Wilson Gray hwgray at GMAIL.COM
Mon Feb 28 20:40:11 UTC 2011


Normally, I avoid all Briticisms, unless it's clear to the listener
that I'm using a random such only for its entertainment value.

That's right up your street
I reckon you
Got br[a]ss in pocket
Glo?al stop (I recognize that the [?] can now hardly be said to be
foreign to AmE - with especial ;-) reference to BE - but I "come from
a different school.")

Nevertheless, I've caught myself using the UK "on my own," etc. in
place of the genuine US "(all) by myself" or "alone," etc. for real!

Youneverknow.

WRT [?]: For a very long time, I was under the impression that I knew
only one (black) American, whom I didn't meet until I was 23, and he
used this segment in all of the places in which it's possible to
articulate it.

Then, last week, I flashed on a peculiar pronunciation of _Saturday_
used by the black polloi in Marshall and it suddenly came clear to me
that what was "peculiar" was the occurrence of therein of a glottal
stop.
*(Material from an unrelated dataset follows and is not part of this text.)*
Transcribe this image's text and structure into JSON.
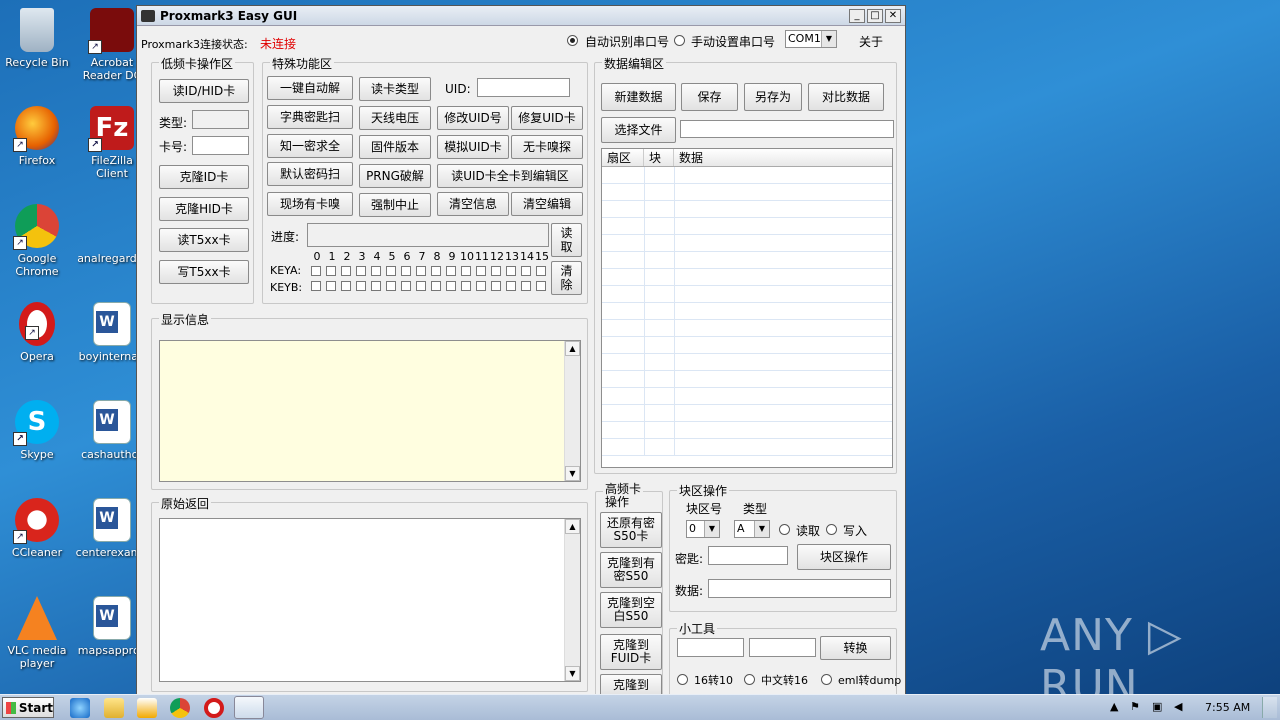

Instead of the boojie, near-standard pronunciation used in our
household - i.e. just ah-ruh-lessness - they used

[sA?IdI]

I can't recall noticing any other unusual-IMO use of glottal stop in
BE before 1961. Memory is interpretation, not information. So,

Youneverknow.

--
-Wilson
-----
All say, "How hard it is that we have to die!"---a strange complaint
to come from the mouths of people who have had to live.